Steuerfahndung bei HVB: Besteht Verbindung zu Fall Mollath?

Steuerfahndung HVB-


Die HypoVereinsbank steht unter dem Verdacht von Steuerhinterziehung. In Zusammenarbeit mit Börsenhändlern soll dem Fiskus ein Schaden von rund 124 Millionen entstanden sein. In München wurden die Zentrale der HVB sowie zahlreiche weitere Geschäftsgebäude der Großbank durchsucht. Ein Vorgang der an den seit rund sieben Jahren weggesperrten Gustl Mollath erinnert.

Durch interne Absprachen eine Steuerlücke ausgenutzt

HypoVereinsbank Steuerbetrug
Steuerhinterziehung bei HVB?
Bild: Carlo Schrodt / pixelio.de

Es geht um knappe 124 Millionen Euro die durch Machenschaften in der Hypo-Vereinsbank (HVB) dem Fiskus entgangen sein sollen. Am Mittwochvormittag begann in der Münchener Zentrale der HVB sowie in weiteren Objekten eine Delegation aus 60 Steuerfahnder, Staatsanwälte und Kriminalbeamte die Durchsuchung der Geschäftsräume. Nach dem Bericht der Süddeutschen Zeitung (SZ) (Donnerstag) leitet die Generalstaatsanwaltschaft Frankfurt das Verfahren gegen die Tochter der italienischen Unicredit.
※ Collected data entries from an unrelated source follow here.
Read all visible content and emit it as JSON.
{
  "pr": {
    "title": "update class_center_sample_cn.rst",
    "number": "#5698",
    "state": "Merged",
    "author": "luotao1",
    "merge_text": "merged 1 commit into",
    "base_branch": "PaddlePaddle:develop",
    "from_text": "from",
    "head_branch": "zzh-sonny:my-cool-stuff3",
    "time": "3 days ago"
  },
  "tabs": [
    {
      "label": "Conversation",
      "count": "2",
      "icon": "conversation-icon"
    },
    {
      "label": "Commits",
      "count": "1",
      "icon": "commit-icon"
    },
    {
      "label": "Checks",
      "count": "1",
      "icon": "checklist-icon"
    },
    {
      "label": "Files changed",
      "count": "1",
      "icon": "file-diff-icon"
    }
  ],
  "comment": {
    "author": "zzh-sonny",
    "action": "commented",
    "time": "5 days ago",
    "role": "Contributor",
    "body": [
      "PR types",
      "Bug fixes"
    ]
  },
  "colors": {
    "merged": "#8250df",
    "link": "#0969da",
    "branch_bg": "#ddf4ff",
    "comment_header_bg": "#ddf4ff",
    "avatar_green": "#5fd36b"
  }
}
Durch einen Steuertrick soll die HVB daran beteiligt gewesen sein, den dreistelligen Millionenbetrag dem Staat bei Aktienhandelsgeschäften vorenthalten zu haben. Es besteht der Verdacht auf „Steuerhinterziehung im großen Stil“.

Im Mittelpunkt der Ermittlungen stehen lt. SZ auch Mitarbeiter der HypoVereinsbank, jedoch keine Mitglieder aus dem Vorstand. Die hinterzogenen Steuergelder sollen nach dem Aufteilungsplan 35% für den Händler und 65% für die Bank unter den Beteiligten aufgeteilt worden sein.

Offenbar kein „Unikat“
Mit dem Vorwurf der Steuerbehörden gegenüber der Hypo-Vereinsbank scheint es sich lt. dem Bundesfinanzministerium um keinen Einzelfall zu handeln. Derzeit sollen die Behörden von Bund und Ländern gegen zahlreiche derartige Vorfälle ermitteln. Über den Verlauf der letzten Jahre könnten dem Staat, so schätzen die Ermittler, Beträge in Milliardenhöhe entgangen sein.

Aus Steuervorenthaltung wurde sogar ein „Steuer-Entzug“
Mit einer klassischen Steuerhinterziehung wird am Fiskus ein bestimmter Betrag „vorbei gelenkt“ und somit dem Staat vorenthalten. Das Zusammenspiel zwischen Bank und Händler scheint allerdings so abgelaufen zu sein, dass dem Finanzamt durch abgesprochene Täuschung nicht nur die Gelder entgangen sind sondern sogar fälschlicherweise Steuerrückzahlungen ermöglichte. Das Finanzministerium beschreibt den Ablauf mit, „Geltendmachung ungerechtfertigter Steuererstattungsansprüche“.

Besonders Pikant: Der Fall Mollath und die HVB

Seit einigen Tagen werden in den Medien, u.a. auch in der SZ, die Stimmen laut, dass das gesamte Verfahren um Gustl Mollath nicht mit rechten Dingen zugegangen sein kann.

Mollath sitzt seit beinahe sieben Jahren in der Psychiatrie aufgrund „diagnostizierten Wahnvorstellungen“. Er soll in seinem „Wahn“ daran festgehalten haben, dass es innerhalb der HVB zu Schwarzgeldverschiebungen gekommen sei. Zahlreiche Verstrickungen von Ermittlungsbeamten und Gerichtsgutachtern lassen nach den Recherchen der SZ inzwischen erhebliche Zweifel zu, dass Mollaths Verurteilung nach „aller Kunst der Justiz“ zustande gekommen ist.

In Verbindung mit der jüngsten Durchsuchung der HVB-Geschäftsräume aufgrund des Verdachts auf Steuerhinterziehung, könnte bereits ein Heranreifen eines beispiellosen Justizskandals im Gange sein und die Bayerische Justizministerin Beate Merk (CSU) in eine politisch verhängnisvolle Problemzone stellen.